Production scraps to raw materials: low-cost method for implementing lithium iron phosphate cathode scraps back to production lines

In recent years, the increased production of lithium-ion batteries (LIBs) has been causing significant amounts of production scraps that require efficient, economical, and environmentally viable recycling methods. This study investigates strategies for integrating low-temperature direct recycling of lithium iron phosphate (LFP) production scraps into battery manufacturing. Scrap LFP cathode active material (CAM) was direct recycled at 200 °C in air and 400 °C in N2. The recycled CAM was blended in different amounts (100, 50, 30%-wt) with commercial CAM. Two slurry compositions were considered based on CAM: polyvinylidene fluoride: carbon black ratios (80:10:10 and 92:5:3), and coin cells were manufactured and tested.
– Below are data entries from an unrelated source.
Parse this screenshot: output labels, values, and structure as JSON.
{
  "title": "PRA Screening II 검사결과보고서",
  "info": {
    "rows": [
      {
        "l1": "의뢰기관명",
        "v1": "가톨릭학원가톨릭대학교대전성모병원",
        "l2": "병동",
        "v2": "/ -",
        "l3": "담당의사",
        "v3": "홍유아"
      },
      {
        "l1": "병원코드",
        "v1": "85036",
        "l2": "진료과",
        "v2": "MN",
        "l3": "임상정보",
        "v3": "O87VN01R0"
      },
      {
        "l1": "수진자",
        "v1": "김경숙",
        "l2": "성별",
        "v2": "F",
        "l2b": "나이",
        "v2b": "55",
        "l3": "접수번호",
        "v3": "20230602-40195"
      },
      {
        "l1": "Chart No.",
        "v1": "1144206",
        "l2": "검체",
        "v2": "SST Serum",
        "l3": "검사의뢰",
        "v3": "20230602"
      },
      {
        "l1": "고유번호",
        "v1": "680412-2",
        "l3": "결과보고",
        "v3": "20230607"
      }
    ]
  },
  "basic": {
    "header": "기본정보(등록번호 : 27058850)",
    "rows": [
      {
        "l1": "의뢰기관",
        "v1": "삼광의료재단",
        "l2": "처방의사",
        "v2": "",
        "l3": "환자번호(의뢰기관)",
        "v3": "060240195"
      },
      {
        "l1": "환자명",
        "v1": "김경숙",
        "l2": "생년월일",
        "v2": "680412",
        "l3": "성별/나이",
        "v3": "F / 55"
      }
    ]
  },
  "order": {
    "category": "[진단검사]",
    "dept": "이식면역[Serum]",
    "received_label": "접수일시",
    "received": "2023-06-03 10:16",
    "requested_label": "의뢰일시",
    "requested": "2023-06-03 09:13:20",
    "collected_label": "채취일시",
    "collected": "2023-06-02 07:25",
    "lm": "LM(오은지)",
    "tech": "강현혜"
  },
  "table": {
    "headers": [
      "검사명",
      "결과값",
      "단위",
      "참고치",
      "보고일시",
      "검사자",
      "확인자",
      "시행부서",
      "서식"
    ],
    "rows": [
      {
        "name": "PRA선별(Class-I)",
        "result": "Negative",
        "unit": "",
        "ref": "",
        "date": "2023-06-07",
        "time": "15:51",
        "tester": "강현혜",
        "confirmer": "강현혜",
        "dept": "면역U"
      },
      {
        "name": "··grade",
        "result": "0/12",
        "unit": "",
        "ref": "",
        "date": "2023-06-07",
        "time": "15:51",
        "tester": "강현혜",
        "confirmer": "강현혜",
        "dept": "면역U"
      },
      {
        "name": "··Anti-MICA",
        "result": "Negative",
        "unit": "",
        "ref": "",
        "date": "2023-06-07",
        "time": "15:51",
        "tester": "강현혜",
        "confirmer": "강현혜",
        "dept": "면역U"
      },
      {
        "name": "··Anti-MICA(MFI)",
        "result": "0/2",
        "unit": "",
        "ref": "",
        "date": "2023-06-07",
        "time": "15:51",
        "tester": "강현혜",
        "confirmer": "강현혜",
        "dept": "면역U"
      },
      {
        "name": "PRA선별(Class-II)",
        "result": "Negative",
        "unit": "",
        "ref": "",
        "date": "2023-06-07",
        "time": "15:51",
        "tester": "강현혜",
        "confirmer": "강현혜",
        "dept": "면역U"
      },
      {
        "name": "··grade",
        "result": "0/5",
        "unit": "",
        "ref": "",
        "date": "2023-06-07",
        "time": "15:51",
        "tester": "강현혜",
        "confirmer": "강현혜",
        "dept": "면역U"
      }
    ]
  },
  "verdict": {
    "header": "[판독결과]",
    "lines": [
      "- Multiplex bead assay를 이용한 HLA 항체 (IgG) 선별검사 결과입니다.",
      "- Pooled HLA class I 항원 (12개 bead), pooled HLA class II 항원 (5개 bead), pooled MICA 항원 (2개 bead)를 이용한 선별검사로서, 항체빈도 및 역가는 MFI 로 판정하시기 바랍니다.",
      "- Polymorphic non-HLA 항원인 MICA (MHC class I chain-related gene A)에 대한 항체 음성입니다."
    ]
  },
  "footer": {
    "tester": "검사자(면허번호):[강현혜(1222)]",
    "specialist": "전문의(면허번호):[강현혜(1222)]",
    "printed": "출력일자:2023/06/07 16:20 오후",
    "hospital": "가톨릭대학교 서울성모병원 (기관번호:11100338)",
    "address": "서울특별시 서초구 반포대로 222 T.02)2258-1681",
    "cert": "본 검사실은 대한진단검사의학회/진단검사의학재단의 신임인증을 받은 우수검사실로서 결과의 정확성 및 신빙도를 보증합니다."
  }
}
Results indicate that recycled CAM can be directly reprocessed in new batteries exhibiting excellent electrochemical performance (154 mAh g−1, equivalent to pristine material) when the slurry included 30%-wt CAM recycled at 200 °C in air and 100%-wt CAM recycled at 400 °C in N2. Compared to virgin slurry material cost (9.06 €/kgslurry) and environmental impact (8.27 kg CO2/kgslurry), incorporating 30%-wt CAM recycled at 200 °C in air reduced costs to 6.59 €/kgSlurry and emissions to 6.21 kgCO2/kgslurry, and 100%-wt CAM recycled at 400 °C in N2 corresponded to 3.77 €/kgSlurry and 2.45 kgCO2/kgslurry. These findings clearly demonstrate that closed-loop integration of low-temperature direct recycling of LFP cathode scraps into cell manufacturing reduces material costs and environmental impact while maintaining high electrochemical performance.